The scaffold industry is one that is often overlooked as a minor detail when a construction is taking place. With the millions of dollars that happens to be spent on these premises after a comprehensive tender has settled on an organisation that will work to their optimum level, only a temporary supporting structure can actually equip these teams with the capacity to get the job done.

Following a number of accidents, collapses and contractual arguments that have arisen within this industry, it is clear that engineers have been forced to reassess and analyse their business practices in the meantime.

Like any other industry that faces stiff competition, there are procedures that have been placed under the microscope to call into question the merits of certain operations in this field.

Here we will delve into a number of those leading issues as organisations attempt to create a pathway for growth and to establish networks with some of the leading construction brands, both domestically and overseas.


Increased Competition

There is no doubt that the scaffold industry has evolved to the point where there is a bottleneck of developers, engineers and companies wanting to get their piece of the action. When tenders are put up for projects, there is a race to see which brand can land the role, something that is healthy in an open marketplace, but a position that makes for a vulnerable scenario. Sometimes a race to the bottom makes for a drop in prices, which can result in the dropping of standards as those organisations do not have the funds to execute the job correctly.

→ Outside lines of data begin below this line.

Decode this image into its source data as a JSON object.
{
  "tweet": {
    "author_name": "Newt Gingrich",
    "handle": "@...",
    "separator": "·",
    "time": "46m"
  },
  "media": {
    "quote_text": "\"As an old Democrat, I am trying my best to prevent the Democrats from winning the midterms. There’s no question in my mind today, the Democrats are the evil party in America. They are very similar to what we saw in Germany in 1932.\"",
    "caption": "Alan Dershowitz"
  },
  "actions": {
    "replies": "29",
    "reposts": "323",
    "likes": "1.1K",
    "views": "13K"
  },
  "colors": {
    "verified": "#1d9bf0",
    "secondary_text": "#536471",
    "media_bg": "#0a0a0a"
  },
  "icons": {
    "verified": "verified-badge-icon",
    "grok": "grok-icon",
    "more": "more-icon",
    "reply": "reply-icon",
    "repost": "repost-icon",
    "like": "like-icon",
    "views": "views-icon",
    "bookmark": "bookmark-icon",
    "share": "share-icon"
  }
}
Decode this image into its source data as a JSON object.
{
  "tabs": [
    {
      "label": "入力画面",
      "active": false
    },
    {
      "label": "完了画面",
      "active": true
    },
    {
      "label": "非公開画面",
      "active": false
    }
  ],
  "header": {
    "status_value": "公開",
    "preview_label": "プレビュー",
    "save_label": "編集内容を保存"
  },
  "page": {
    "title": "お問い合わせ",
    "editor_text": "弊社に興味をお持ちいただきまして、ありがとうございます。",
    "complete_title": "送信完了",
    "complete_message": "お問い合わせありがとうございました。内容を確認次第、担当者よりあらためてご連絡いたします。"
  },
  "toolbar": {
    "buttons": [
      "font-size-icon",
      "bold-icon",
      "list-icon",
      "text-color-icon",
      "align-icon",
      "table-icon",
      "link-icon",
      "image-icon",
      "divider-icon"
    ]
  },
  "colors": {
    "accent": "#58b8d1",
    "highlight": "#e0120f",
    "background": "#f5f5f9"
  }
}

Compliance With Working Regulations

A scaffold might appear strong and sturdy on the surface, but the implementation and dismantling of the structure can create issues that run against workplace rules and regulations. Employment legislation in Australia is incredibly strict and diligent when it comes to enforcing their procedures onto companies, attempting to implement best practice across the board. When there is the threat of falling debris and workplace accidents that dangerous equipment in place, it is on the scaffolding to ensure that these laws are not broken.


Contract Agreements and Accountability

There has been something of a culture in the scaffold community to see agreements and drafted contracts not respected as terms have been shifted at the last minute. Trying to source accountability between bodies in this respect has become a difficult task, but this is a process that is improving gradually. Industry associations and authoritative bodies have the power to investigate these matters and impose sanctions, fines and removing practicing licenses for those organisations that violate terms and agreements. This is seen as a pathway towards developing that accountability that industry experts have been desperate to source.


New Technologies

The innovation of new scaffold designs are emerging as the demands of the market and the speed of construction are high on the agenda. What was once left to a basic planner to lay out a time frame is now an old means of doing business as reviews and construction specialists have identified different ways of obtaining the construction goal sooner. New logistical materials have been found to avoid problems that arise with hot water systems and electrical structures that have hampered projects in the past.


Complying With Surrounding Environment

There is a rationale to implement one specific type of scaffold for a location that needs their workers operating around a temporary structure. This is put in place to allow those professionals to carry out their work with diligence, taking into account the climate, the size and structure of the construction, the height involved, the exposure to light and a myriad of other factors.

In this respect, the solutions must be boiled down to what design will tie into this premises and not prove to be an impediment to those that need a reliable framework to move from one space to the next. Such a process will determine how the analysts go about their decision making, eventually settling on a hung, spur, tube, modular, suspended or cantilevered design.